14 jun. 2018

Opinión de Tigres de Cristal de Toni Hill

A finales de los setenta, Víctor Yagüe y Juanpe Zamora fueron algo más que simples compañeros de clase. Su amistad, llena de confidencias y juegos, de alegrías y miedos, rebasó las paredes del aula y se extendió por las conflictivas calles de la Ciudad Satélite. Hasta el 15 de diciembre de 1978. Hasta el día en que un suceso trágico sacudió la conciencia de los vecinos. Hasta el momento en que los chicos se vieron obligados a escoger entre la lealtad y la salvación. Treinta y siete años después, ambos vuelven a encontrarse en ese mismo escenario. Sus vidas han corrido suertes opuestas. Juanpe es un hombre a la deriva, sin futuro y con un presente turbio; Víctor, en cambio, puede considerarse un triunfador. Quizá por eso se siente extrañamente en deuda con su viejo amigo y decide enfrentarse a los claroscuros de un caso cerrado que, sin embargo, sigue envuelto de inquietantes preguntas que nadie quiere responder. Pero lo que Víctor y Juanpe ignoran es que alguien, en la sombra, está escribiendo la historia de ese crimen. Un relato revelador que, tal vez, ninguno de los dos debería leer.
Tigres de Cristal podría ser la historia de nuestra adolescencia, la historia de nuestras familias y en algunas partes de la narración te podrás sentir identificado/a y en otras podrás pensar ¿Pero existían padres/madres así?
En esta nueva novela de Toni Hill tenemos dos historias con un nexo común el pasado y ese pasado del que apenas se habla, apenas se pregunta es lo que desencadenará el presente.
Pero algo que me ha llamado la atención de esta novela es como los chicos/hombres en la historia del pasado tienen más protagonismo que unas mujeres silenciosas, de las que se saben pocas cosas, de las que se habla pero ellas no tienen apenas voz, para encontrarnos en la historia presente como esas mujeres toman protagonismo y su voz es alta y clara y en los momentos decisivos de la novela toman las riendas del asunto y las decisiones que toman son importantes para saber la verdad oculta durante 
muchos años.

Es fascinante como Toni Hill nos sumerge en Ciudad Satélite a finales de los años setenta y como lo vuelve a hacer pasados muchos años más pero con la sensación de que nada ha cambiado pero todo sigue siendo igual.
La coincidencia o el destino es otro personaje que en apariencia no tiene protagonismo no obstante en todo lo que ocurre desde que comienza esta novela hasta el final es un elemento importante y decisivo para que todo se alinee.
Un libro dentro de otro libro, es decir: tenemos la historia o trama principal que es importante no perder de vista porque lo que ocurrió hace mucho tiempo todavía tiene repercusión años después, pero el que nos la narra es un desconocido, a veces piensas que es un personaje, luego piensas que es otro hasta que se descubre la verdad y me parece magnifico el doble juego que ha mantenido el escritor con el lector.

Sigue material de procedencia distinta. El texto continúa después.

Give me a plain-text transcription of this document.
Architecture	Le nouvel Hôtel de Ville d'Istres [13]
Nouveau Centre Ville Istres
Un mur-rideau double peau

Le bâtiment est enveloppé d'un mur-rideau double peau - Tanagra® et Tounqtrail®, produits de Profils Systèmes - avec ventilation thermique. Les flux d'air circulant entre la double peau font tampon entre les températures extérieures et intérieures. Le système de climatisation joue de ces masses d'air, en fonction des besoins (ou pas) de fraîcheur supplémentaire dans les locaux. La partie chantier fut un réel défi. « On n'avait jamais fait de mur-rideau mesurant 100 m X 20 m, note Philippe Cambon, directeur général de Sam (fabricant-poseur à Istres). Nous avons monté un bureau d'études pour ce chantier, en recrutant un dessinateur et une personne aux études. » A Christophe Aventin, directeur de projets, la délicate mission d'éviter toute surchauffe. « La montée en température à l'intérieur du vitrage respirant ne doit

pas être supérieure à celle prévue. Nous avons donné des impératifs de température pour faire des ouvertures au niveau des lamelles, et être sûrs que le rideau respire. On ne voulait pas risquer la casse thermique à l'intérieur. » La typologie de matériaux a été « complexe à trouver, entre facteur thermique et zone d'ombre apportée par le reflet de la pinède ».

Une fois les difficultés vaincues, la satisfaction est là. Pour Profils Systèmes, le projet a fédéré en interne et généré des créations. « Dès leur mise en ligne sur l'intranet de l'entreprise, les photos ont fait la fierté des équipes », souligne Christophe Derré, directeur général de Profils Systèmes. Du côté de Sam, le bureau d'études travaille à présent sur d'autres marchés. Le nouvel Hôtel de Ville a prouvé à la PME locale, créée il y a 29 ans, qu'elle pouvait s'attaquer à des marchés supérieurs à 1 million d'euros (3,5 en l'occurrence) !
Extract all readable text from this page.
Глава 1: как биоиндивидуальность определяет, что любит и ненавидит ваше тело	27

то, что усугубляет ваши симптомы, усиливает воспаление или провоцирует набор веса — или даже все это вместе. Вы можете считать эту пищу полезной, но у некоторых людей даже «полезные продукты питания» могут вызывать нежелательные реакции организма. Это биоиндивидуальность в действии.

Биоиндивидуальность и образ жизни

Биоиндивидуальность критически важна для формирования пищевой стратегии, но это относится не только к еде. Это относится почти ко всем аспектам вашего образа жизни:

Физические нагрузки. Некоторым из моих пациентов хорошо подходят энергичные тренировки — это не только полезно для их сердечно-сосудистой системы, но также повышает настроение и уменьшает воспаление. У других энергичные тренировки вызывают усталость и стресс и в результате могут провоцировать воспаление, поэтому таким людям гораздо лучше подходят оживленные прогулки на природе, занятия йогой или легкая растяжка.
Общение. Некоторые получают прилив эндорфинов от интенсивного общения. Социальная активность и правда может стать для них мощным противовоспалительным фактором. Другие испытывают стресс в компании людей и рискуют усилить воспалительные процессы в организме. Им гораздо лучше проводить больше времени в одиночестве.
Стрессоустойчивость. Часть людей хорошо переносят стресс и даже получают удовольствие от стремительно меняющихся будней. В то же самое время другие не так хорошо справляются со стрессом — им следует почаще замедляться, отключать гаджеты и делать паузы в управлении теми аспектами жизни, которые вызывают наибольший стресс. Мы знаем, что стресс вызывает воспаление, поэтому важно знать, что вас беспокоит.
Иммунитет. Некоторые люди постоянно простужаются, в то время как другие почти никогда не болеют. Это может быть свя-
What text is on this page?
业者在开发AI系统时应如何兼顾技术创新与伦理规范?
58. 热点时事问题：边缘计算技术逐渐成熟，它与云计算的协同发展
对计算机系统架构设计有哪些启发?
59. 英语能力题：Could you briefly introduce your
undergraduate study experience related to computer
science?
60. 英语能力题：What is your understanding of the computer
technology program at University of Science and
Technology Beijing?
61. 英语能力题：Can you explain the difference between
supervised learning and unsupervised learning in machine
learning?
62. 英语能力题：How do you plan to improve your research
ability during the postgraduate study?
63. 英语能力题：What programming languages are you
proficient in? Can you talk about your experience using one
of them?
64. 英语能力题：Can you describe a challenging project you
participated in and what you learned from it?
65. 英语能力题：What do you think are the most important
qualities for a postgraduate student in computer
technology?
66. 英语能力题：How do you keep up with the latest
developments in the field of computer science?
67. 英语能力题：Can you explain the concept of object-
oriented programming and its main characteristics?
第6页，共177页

En Tigres de Cristal las palabras como lealtad, amistad...adquieren un matiz distinto que en otras novelas y más importante, unas palabras que en apariencia significan mucho pero son pocas personas las que las llevan como Juanpe "grabadas".
A veces los temas espinosos quedan en un segundo plano para dar paso a la toma de decisiones en frío o caliente que harán las delicias de todos los que se acercan a esta novela, porque a veces no sabes que pasará a continuación y otras veces te lo cuentan.
Dos épocas distintas pero el mismo colegio que es escenario mudo de demasiadas cosas.
Esta novela es una novela de personajes más que de escenarios aunque estos tienen una importancia enorme, pero los que forman parte de este Tigres de Cristal tienen más que decir que los muros silenciosos que si alguna vez hablasen...
Me ha dejado perpleja que el autor empiece y termine el libro como si cerrase un círculo y el lector está tan anonadado/a que se fija en cosas o detalles que serán importantes pero no tanto como otros que parecen secundarios.
Cuando un libro me gusta mucho ya sabéis que me enrollo como las persianas, así que otro libro que deberéis leer porque Toni Hill nos trae una novela para recordar.